Monday, 2 May 2011

Osama Bin Laden is not dead. Trust. In fact, he has already been reborn.

           First the Royal Wedding, now the death of an “evil,” murderous Islamic fundamentalist. One, a noble prince and his beloved princess, a nation unified, the West proud. The “Other,” an evil, murderous Islamic fundamentalist, the object of hatred, his death, too, now a source of pride. In this country and to an even greater extent in America, they - the media and thus the public - will celebrate Osama Bin Laden’s death just as they celebrated the marriage of the Prince and Princess, albeit through a passionate identification with the one and a complete repudiation of the “Other.” The Royal Wedding is testament to our history and identity as a nation, the envy of the West, whilst the death of Osama Bin Laden symbolises our cultural, political and indeed our historical authority and superiority over the “Other.” Indeed, within a week we have produced all that is “good” about Western civilization whilst destroying all which embodies “evil” and “darkness.” It is the perfect example of a dichotomy, the binary which has long separated “us” and “them” at the heart of Western civilization, reflected in our fanatical obsession with Princes and Princesses, with Aladdin and Star Wars and the eternal battle against “evil” inherent in Western cultural consciousness.

However, Osama Bin Laden is only one “evil” of many, a mere individual, constructed has eternal evil, an essence of evil symbolising every evil which exists in the world today. He is and was Che Guevera, who was also evil, once, until his image became commodified. He is also Saddam Hussein, who was never really truly evil in the eyes of the West - in fact, he and the West were once very good friends - until he rejected them. Only then did he become evil, so evil in fact that the deaths of millions of innocent civilians in Iraq became justified, much like the deaths of countless civilians in Afghanistan, Pakistan, Yemen and Palestine have become justified. After all, this is evil we are fighting, and evil must be vanquished.

        Yet evil is never vanquished, our dichotomy will not allow that, and today more evils are being produced.
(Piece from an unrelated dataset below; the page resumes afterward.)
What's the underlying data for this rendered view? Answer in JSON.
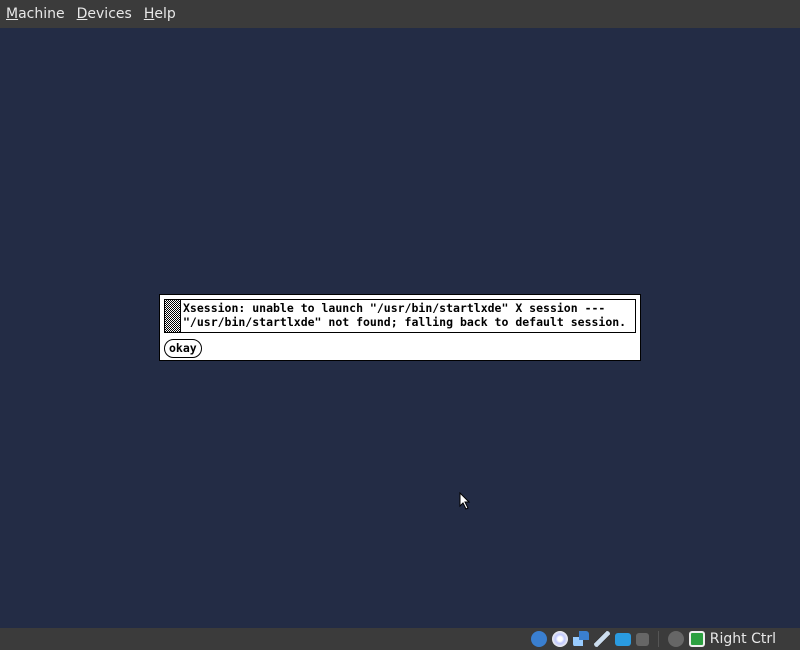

From Hugo Chavez in Venezuala, who has dared to nationalise his countries oil, to Iran’s Ahmadinejad, who has outrageously and vehemently criticised the moral good at the heart of Western Imperialism. More evils are being born, and let us not forget our latest, greatest, most dangerous evil yet, the latest embodiment of Hades, Osama and Darth Vader combined, the villainous Colonel Gaddafi. Up until a few months ago, most of the general public had not heard of Colonel Gaddafi, let alone his absolute, undivided tyranny. Today, he is a mad, crazed dictator, his face the new image of eternal evil, perfectly encapsulating the objectification of evil we seek to construct. There have been casualties in this construction, of course, and there will be more. Most recently, Gaddafi’s son and three granddaughters have lost their lives through yet another NATO air-strike, yet we are told “collateral damage” is to be expected, and who are we to argue? When evil is constructed, the image of evil - be it the caricatures of Bin Laden, Gaddafi, Guevera or Saddam - becomes ever-pervasive, and a child’s death soon becomes a million, all of their lives expendable and ignored under the noble act of “humanitarian intervention.”

However, yesterday’s death of Saddam, much like today’s death of Osama Bin Laden, has done nothing, changed nothing. It is death reproduced by the media for the satisfaction of the majority, and is inconsequential when compared to the destruction caused by the invasions of Iraq and Afghanistan. Tomorrow, perhaps it will be Gaddafi who dies, and evil shall once again be vanquished, the image of his death once again culminating in the satisfaction of the majority. Yet the very next day, be sure: evil, whether in the form of Ahmadinejad, Assad, Chavez, or some other proponent of anti-Imperialism, will become the latest and greatest evil yet, another sequel to his evil predecessors. We will ostracize, we will invade, millions will die. But no matter. Evil is evil. And when the face of the individual becomes caricatured and mythologized into an embodiment of evil, anything can be justified. Even death, it seems, can be celebrated.